Giving an initial basis to the simplex solver results in different optimal value depending on LPWarmStart set to 1 or 2 and on the value of NumericFocus
回答済みHello,
We have observed incorrect behaviour in the simplex algorithm when solving a LP model with a given initial basis.
To reproduce the results, the model (test.lp) and the basis (test.bas) can be downloaded from this link.
1. When giving an initial basis to the LP solver and setting LPWarmStart to 1 (default), we obtain an optimal objective value equal to 3.200957306e-02. We observe very large reduced costs (in absolute values) for some variables (>1e+10).
Warm-started the model with the basis from test.bas
Set parameter OutputFlag to value 1
Set parameter LPWarmStart to value 1
Gurobi Optimizer version 13.0.2 build v13.0.2rc1 (linux64 - "Ubuntu 24.04.4 LTS")
CPU model: Intel(R) Core(TM) i7-8650U CPU @ 1.90GHz, instruction set [SSE2|AVX|AVX2]
Thread count: 4 physical cores, 8 logical processors, using up to 8 threads
Non-default parameters:
LPWarmStart 1
NumericFocus 3
Optimize a model with 723 rows, 1199 columns and 3457 nonzeros (Min)
Model has 1 linear objective coefficients
Coefficient statistics:
Matrix range [2e-04, 3e+01]
Objective range [1e+00, 1e+00]
Bounds range [1e-01, 4e+02]
RHS range [5e-01, 5e+01]
LP warm-start: use basis
Iteration Objective Primal Inf. Dual Inf. Time
0 3.2006348e-02 2.765099e-01 0.000000e+00 0s
44 3.2009573e-02 0.000000e+00 0.000000e+00 0s
Solved in 44 iterations and 0.01 seconds (0.00 work units)
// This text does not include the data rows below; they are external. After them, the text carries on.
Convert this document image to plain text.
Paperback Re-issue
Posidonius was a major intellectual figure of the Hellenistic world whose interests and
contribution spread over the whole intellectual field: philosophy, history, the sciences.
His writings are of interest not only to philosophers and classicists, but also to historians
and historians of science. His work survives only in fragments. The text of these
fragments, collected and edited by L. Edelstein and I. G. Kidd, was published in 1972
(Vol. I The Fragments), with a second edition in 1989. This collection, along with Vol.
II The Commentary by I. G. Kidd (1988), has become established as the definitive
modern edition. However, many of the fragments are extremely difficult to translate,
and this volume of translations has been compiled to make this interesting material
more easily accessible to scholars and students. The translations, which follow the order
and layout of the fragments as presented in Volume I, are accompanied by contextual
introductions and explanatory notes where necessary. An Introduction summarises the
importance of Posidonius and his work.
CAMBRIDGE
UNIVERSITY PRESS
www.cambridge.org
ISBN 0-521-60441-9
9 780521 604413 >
Optimal objective 3.200957306e-02
2. When giving the same initial basis to the LP solver and setting LPWarmStart to 2, we obtain an optimal objective value equal to 1.640646376e-02. No very large reduced costs observed in this case. Same output is obtained when setting LPWarmStart to 0 (discard warm-start).
Warm-started the model with the basis from test.bas
Set parameter OutputFlag to value 1
Set parameter LPWarmStart to value 2
Gurobi Optimizer version 13.0.2 build v13.0.2rc1 (linux64 - "Ubuntu 24.04.4 LTS")
CPU model: Intel(R) Core(TM) i7-8650U CPU @ 1.90GHz, instruction set [SSE2|AVX|AVX2]
Thread count: 4 physical cores, 8 logical processors, using up to 8 threads
Non-default parameters:
LPWarmStart 2
NumericFocus 3
Optimize a model with 723 rows, 1199 columns and 3457 nonzeros (Min)
Model has 1 linear objective coefficients
Coefficient statistics:
Matrix range [2e-04, 3e+01]
Objective range [1e+00, 1e+00]
Bounds range [1e-01, 4e+02]
RHS range [5e-01, 5e+01]
LP warm-start: use basis
Presolve time: 0.00s
Presolved: 169 rows, 501 columns, 1383 nonzeros
LP warm-start: get start vectors from basis, then crush them
Crossover log...
2 DPushes remaining with DInf 2.2016272e+18 0s
0 DPushes remaining with DInf 8.9830725e+00 0s
12 PPushes remaining with PInf 1.0624202e-02 0s
0 PPushes remaining with PInf 0.0000000e+00 0s
Push phase complete: Pinf 0.0000000e+00, Dinf 8.9830725e+00 0s
Iteration Objective Primal Inf. Dual Inf. Time
17 5.1832645e-01 0.000000e+00 8.983072e+00 0s
Crossover time: 0.00 seconds (0.00 work units)
35 1.6406464e-02 0.000000e+00 0.000000e+00 0s
Solved in 35 iterations and 0.01 seconds (0.00 work units)
Optimal objective 1.640646376e-02Forcing the use of dual simplex algorithm leads to the same result:
Warm-started the model with the basis from test.bas
Set parameter OutputFlag to value 1
Set parameter Method to value 1
Set parameter LPWarmStart to value 2
Gurobi Optimizer version 13.0.2 build v13.0.2rc1 (linux64 - "Ubuntu 24.04.4 LTS")
CPU model: Intel(R) Core(TM) i7-8650U CPU @ 1.90GHz, instruction set [SSE2|AVX|AVX2]
Thread count: 4 physical cores, 8 logical processors, using up to 8 threads
Non-default parameters:
Method 1
LPWarmStart 2
NumericFocus 2
Optimize a model with 723 rows, 1199 columns and 3457 nonzeros (Min)
Model has 1 linear objective coefficients
Coefficient statistics:
Matrix range [2e-04, 3e+01]
Objective range [1e+00, 1e+00]
Bounds range [1e-01, 4e+02]
RHS range [5e-01, 5e+01]
LP warm-start: use basis
Presolve time: 0.00s
Presolved: 169 rows, 501 columns, 1383 nonzeros
LP warm-start: get start vectors from basis, then crush them
Dual warm-start: 108 superbasic variables.
Iteration Objective Primal Inf. Dual Inf. Time
0 -6.6642916e+35 1.901272e+30 6.664292e+05 0s
307 1.6406464e-02 0.000000e+00 0.000000e+00 0s
Solved in 307 iterations and 0.01 seconds (0.01 work units)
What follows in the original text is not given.